Das Beispiel zeigt, dass die Wahl des Brillengestells nicht losgelöst von der Ermittlung der Sehschärfe erfolgen sollte. Das bedeutet: Lassen Sie am besten zunächst die erforderlichen Korrektionswerte ermitteln und begeben Sie sich erst danach auf die Suche nach einer Brillenfassung, die Ihnen gefällt. Die Messung der Sehschärfe können Sie beim Optiker vornehmen lassen. Er nimmt Ihre Augen getrennt voneinander unter die Lupe und misst die jeweilige Leistungsfähigkeit. Er überprüft auch, ob bei Ihnen eine Hornhautverkrümmung vorliegt. Diese muss separat ausgeglichen werden. An den sogenannten monokularen Teil der Sehschärfenmessung, bei dem immer nur ein Auge betrachtet wird, schließt sich der binokulare Teil an. Hier geht es um das Zusammenspiel beider Augen und um die Frage, ob ein Schielen vorliegt. Sofern das der Fall ist, muss der Optiker den Prismenwert ermitteln.

So wird die Pupillendistanz gemessen

Die Dioptrienwerte, Angaben zu einer eventuellen Hornhautverkrümmung und die Prismenwerte vermerkt der Optiker im Brillenpass. Dort gibt es außerdem ein Feld, das mit der Abkürzung „PD“ bezeichnet wird. Die Abkürzung steht für die Pupillendistanz. Wenn Sie Kontaktlinsen tragen möchten, spielt dieser Wert keine Rolle. Denn dann befinden sich die Sehhilfen direkt auf dem Tränenfilm Ihres Auges. Entscheiden Sie sich hingegen für eine Brille, ist die richtige Position der Gläser vor Ihren Augen von großer Bedeutung. In diesem Zusammenhang spielt die Pupillendistanz eine wichtige Rolle. Der Optiker misst, wiederum für beide Augen getrennt, den Abstand von der Pupille bis zur Mitte der Nase. Die Werte für das linke und rechte Auge können leicht voneinander abweichen, denn nur die wenigsten Menschen haben ein vollkommen symmetrisches Gesicht.

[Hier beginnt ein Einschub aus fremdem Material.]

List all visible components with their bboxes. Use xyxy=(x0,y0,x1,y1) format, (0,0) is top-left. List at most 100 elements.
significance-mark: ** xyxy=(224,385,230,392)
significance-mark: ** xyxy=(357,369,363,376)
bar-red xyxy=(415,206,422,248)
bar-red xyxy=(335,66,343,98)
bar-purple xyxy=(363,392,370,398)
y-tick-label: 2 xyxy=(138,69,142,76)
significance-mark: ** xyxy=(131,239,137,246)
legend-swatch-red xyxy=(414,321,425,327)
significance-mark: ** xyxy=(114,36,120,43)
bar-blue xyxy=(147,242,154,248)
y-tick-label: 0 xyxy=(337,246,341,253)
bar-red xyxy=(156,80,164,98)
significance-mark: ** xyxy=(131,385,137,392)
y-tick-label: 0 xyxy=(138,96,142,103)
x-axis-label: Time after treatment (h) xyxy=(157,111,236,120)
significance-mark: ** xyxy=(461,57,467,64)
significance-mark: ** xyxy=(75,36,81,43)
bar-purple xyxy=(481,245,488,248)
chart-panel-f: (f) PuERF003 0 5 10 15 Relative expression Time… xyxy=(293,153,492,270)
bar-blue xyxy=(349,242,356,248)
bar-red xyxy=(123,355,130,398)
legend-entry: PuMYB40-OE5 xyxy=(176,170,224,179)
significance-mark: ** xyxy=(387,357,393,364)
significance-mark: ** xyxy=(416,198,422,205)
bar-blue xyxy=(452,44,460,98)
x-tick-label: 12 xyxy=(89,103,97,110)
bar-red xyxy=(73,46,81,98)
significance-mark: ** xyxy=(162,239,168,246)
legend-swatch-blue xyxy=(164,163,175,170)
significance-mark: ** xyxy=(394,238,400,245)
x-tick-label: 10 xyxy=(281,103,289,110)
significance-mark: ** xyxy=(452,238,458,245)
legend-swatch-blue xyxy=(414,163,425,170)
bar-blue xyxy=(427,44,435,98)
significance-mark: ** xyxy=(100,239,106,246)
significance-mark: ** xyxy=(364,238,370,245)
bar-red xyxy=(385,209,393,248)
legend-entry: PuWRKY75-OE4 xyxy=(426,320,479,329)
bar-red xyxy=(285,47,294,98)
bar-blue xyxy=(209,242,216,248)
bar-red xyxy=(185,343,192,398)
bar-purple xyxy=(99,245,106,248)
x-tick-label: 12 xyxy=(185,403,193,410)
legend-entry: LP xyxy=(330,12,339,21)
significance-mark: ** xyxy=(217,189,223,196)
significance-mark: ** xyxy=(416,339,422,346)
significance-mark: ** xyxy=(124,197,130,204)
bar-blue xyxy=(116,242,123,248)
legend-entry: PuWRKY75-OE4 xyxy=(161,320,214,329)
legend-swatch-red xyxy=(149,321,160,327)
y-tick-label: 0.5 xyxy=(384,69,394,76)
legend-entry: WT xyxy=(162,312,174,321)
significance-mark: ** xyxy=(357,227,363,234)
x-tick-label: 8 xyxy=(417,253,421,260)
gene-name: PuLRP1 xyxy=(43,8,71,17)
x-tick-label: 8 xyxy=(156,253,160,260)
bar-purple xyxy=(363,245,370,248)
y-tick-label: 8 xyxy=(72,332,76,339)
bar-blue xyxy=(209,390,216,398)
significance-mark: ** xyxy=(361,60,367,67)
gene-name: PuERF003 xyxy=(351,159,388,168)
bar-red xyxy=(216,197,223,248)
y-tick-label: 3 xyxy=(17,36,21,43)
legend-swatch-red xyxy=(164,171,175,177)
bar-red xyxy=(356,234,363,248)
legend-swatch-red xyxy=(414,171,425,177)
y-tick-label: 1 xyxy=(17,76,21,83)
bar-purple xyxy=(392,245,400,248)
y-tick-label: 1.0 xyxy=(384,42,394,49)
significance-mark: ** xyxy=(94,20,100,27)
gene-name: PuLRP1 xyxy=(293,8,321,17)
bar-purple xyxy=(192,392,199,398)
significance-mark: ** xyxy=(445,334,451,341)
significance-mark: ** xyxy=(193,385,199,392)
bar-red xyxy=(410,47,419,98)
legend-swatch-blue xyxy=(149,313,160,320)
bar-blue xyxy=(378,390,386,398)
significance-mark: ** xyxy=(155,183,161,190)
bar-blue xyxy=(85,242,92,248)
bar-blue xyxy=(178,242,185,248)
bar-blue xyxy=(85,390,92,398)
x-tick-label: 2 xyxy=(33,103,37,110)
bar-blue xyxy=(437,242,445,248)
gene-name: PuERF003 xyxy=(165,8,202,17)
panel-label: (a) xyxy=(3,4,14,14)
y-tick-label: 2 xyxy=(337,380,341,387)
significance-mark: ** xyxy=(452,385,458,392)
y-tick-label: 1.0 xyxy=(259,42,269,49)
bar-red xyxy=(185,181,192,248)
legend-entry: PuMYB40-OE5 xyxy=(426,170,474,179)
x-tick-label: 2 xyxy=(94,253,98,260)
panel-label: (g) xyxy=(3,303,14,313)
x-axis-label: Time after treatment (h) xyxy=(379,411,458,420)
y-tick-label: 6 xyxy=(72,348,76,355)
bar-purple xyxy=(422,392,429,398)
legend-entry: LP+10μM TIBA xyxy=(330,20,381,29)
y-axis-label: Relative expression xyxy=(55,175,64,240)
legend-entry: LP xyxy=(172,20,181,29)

Einschleifen der Brillengläser beim Optiker

Der Optiker fertigt die Brillengläser auf der Grundlage der Messwerte an, die er bei der Augenglasbestimmung ermittelt hat. Die Gläser können ihre korrigierende Wirkung aber nur dann in vollem Umfang entfalten, wenn sie sich in der korrekten Position vor den Augen befinden. Sonst blicken Sie nämlich sozusagen an der falschen Stelle durch das Brillenglas – an einer Stelle, an der nur ein teilweiser Ausgleich des Sehfehlers möglich ist. Der Optiker muss die Gläser also sehr exakt einschleifen und dabei die Brillenfassung, deren Sitz und die Pupillendistanz berücksichtigen.